Dissemination & Implementation Science
McCall Schruff, B.A.
Research Assistant
University of Mississippi
Oxford, Mississippi
John Young, Ph.D.
Professor
University of Mississippi
University, Mississippi
Jeffrey M. Pavlacic, M.A.
PhD Candidate
University of Mississippi
Oxford, Mississippi
Carolyn E. Humphrey, None
Student
University of Mississippi
Aurora, Illinois
Introduction: The deliberate practice framework, designed by experts to improve aspects of individual performance through repetition and refinement (Ericsson, Krampe, & Tesch-Romer, 1993), can improve psychotherapy training by encouraging lifelong learning (Clements-Hickman & Reese, 2020). Building valid and reliable systems for training and feedback based on this method will be critical to extend its value to psychotherapy skill development (Atkins et al., 2014; Westra & Constantino, 2019; Young & Maack, 2021). The current study is a pilot trial of one such method, which was implemented as a multiple baseline design (MBD) in a small group of undergraduates with no prior experience in the techniques examined.

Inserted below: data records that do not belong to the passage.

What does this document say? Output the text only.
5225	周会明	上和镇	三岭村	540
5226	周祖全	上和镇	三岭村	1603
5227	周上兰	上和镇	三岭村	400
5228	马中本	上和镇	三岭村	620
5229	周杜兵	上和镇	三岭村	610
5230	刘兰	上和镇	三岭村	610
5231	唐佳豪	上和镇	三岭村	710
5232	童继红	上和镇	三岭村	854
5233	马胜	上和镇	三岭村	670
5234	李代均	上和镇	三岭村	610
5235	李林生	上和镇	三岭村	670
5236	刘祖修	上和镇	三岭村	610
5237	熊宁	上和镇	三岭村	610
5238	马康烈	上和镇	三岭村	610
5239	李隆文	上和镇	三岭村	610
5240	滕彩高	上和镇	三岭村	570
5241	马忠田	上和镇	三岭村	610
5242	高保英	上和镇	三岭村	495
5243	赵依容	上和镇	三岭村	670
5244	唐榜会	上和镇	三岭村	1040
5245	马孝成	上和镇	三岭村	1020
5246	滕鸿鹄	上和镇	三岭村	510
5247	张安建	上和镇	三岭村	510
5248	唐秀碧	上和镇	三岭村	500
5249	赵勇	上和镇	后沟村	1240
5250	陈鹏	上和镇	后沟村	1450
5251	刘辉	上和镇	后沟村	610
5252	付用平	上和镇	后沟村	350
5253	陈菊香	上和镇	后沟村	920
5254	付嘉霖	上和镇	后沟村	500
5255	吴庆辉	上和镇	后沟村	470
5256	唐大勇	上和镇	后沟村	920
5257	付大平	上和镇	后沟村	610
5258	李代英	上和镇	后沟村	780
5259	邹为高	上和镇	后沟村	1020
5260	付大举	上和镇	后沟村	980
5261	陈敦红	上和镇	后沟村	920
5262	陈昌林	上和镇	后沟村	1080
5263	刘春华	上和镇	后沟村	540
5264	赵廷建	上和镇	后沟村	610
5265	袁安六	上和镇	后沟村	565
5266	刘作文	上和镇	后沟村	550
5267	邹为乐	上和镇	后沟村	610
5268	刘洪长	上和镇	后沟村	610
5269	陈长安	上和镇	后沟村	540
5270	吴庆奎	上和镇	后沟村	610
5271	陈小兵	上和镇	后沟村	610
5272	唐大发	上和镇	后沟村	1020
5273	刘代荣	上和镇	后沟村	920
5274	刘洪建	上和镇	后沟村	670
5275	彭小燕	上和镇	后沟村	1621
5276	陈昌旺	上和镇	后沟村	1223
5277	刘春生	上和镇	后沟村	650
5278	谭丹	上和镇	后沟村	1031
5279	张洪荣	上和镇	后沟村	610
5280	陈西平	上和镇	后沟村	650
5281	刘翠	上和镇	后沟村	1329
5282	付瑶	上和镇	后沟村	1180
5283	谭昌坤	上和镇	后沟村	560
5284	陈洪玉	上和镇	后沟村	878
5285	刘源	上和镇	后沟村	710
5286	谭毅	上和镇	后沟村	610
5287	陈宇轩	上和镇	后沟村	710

Method: Three inexperienced undergraduates (all female; ages 21, 22, and 24) were provided with the Unified Protocol (UP; Barlow et al., 2018) and asked to record therapy role-plays delivering a module of their choice. Two trained assistants rated videos using the Cognitive Therapy Rating Scale (CTRS; Young & Beck, 1980) as a coarse metric of CBT competence. Lack of structure or guidance for role-play exercises was purposive to enunciate differences in baseline and intervention phases of study, given the assumption that participants would not exhibit particularly skillful performance prior to feedback. Undergraduates were randomized to receive feedback from the last author after their 2nd, 3rd, or 7th role-play exercise (effectively relegating the last participant to an extended baseline). This feedback focused only on specific exercises to improve particular, narrowly-defined behaviors and included no reference to theory, research, or broader conceptual issues. The study includes 20 videos produced by the participants over a period of approximately 3 months to enable examination of differences in baseline and intervention phases.

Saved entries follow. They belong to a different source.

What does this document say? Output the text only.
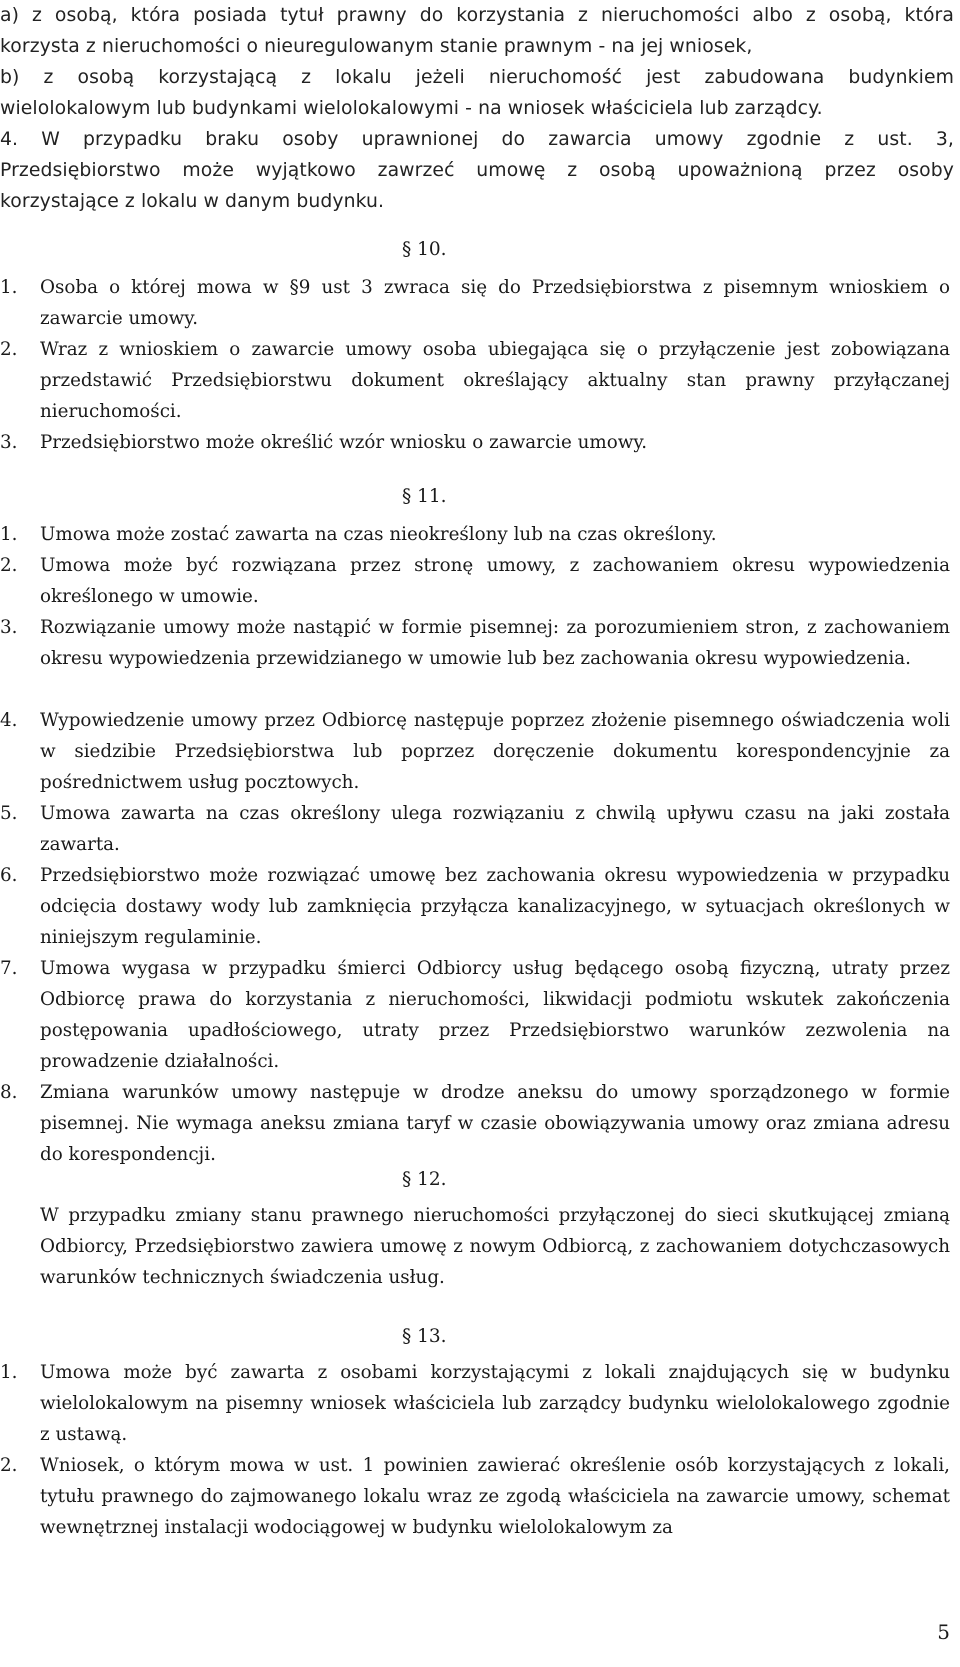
a) z osobą, która posiada tytuł prawny do korzystania z nieruchomości albo z osobą, która

korzysta z nieruchomości o nieuregulowanym stanie prawnym - na jej wniosek,

b) z osobą korzystającą z lokalu jeżeli nieruchomość jest zabudowana budynkiem

wielolokalowym lub budynkami wielolokalowymi - na wniosek właściciela lub zarządcy.

4. W przypadku braku osoby uprawnionej do zawarcia umowy zgodnie z ust. 3,

Przedsiębiorstwo może wyjątkowo zawrzeć umowę z osobą upoważnioną przez osoby

korzystające z lokalu w danym budynku.

§ 10.
1.	Osoba o której mowa w §9 ust 3 zwraca się do Przedsiębiorstwa z pisemnym wnioskiem o zawarcie umowy.
2.	Wraz z wnioskiem o zawarcie umowy osoba ubiegająca się o przyłączenie jest zobowiązana przedstawić Przedsiębiorstwu dokument określający aktualny stan prawny przyłączanej nieruchomości.
3.	Przedsiębiorstwo może określić wzór wniosku o zawarcie umowy.
§ 11.
1.	Umowa może zostać zawarta na czas nieokreślony lub na czas określony.
2.	Umowa może być rozwiązana przez stronę umowy, z zachowaniem okresu wypowiedzenia określonego w umowie.
3.	Rozwiązanie umowy może nastąpić w formie pisemnej: za porozumieniem stron, z zachowaniem okresu wypowiedzenia przewidzianego w umowie lub bez zachowania okresu wypowiedzenia.
4.	Wypowiedzenie umowy przez Odbiorcę następuje poprzez złożenie pisemnego oświadczenia woli w siedzibie Przedsiębiorstwa lub poprzez doręczenie dokumentu korespondencyjnie za pośrednictwem usług pocztowych.
5.	Umowa zawarta na czas określony ulega rozwiązaniu z chwilą upływu czasu na jaki została zawarta.
6.	Przedsiębiorstwo może rozwiązać umowę bez zachowania okresu wypowiedzenia w przypadku odcięcia dostawy wody lub zamknięcia przyłącza kanalizacyjnego, w sytuacjach określonych w niniejszym regulaminie.
7.	Umowa wygasa w przypadku śmierci Odbiorcy usług będącego osobą fizyczną, utraty przez Odbiorcę prawa do korzystania z nieruchomości, likwidacji podmiotu wskutek zakończenia postępowania upadłościowego, utraty przez Przedsiębiorstwo warunków zezwolenia na prowadzenie działalności.
8.	Zmiana warunków umowy następuje w drodze aneksu do umowy sporządzonego w formie pisemnej. Nie wymaga aneksu zmiana taryf w czasie obowiązywania umowy oraz zmiana adresu do korespondencji.
§ 12.
W przypadku zmiany stanu prawnego nieruchomości przyłączonej do sieci skutkującej zmianą Odbiorcy, Przedsiębiorstwo zawiera umowę z nowym Odbiorcą, z zachowaniem dotychczasowych warunków technicznych świadczenia usług.
§ 13.
1.	Umowa może być zawarta z osobami korzystającymi z lokali znajdujących się w budynku wielolokalowym na pisemny wniosek właściciela lub zarządcy budynku wielolokalowego zgodnie z ustawą.
2.	Wniosek, o którym mowa w ust. 1 powinien zawierać określenie osób korzystających z lokali, tytułu prawnego do zajmowanego lokalu wraz ze zgodą właściciela na zawarcie umowy, schemat wewnętrznej instalacji wodociągowej w budynku wielolokalowym za
5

Results: All sessions were double-coded by independent raters using the CTRS, and reliability between ratings was high (ICC = 0.76). To simplify this pilot study, only the first author’s CTRS ratings were used to reflect role-play therapists’ performance at each time point. If accepted, data will eventually be presented graphically, but can be summarized here to indicate a strong impact of feedback on performance in terms of subsequent CTRS scores (which were ubiquitously low at onset, as expected). By the end of this sequence, one participant achieved several consecutive CTRS scores approximately indicative of overall CBT competence for a practicing professional (35, 35, and 37).
Discussion: Based on CTRS scores, participants gained skill as they conducted brief, focal, deliberate practice exercises, despite having had no prior training. The noted increase in general performance scores suggests potential for future application of this training method and additional research applying the deliberate practice method to learning psychotherapy.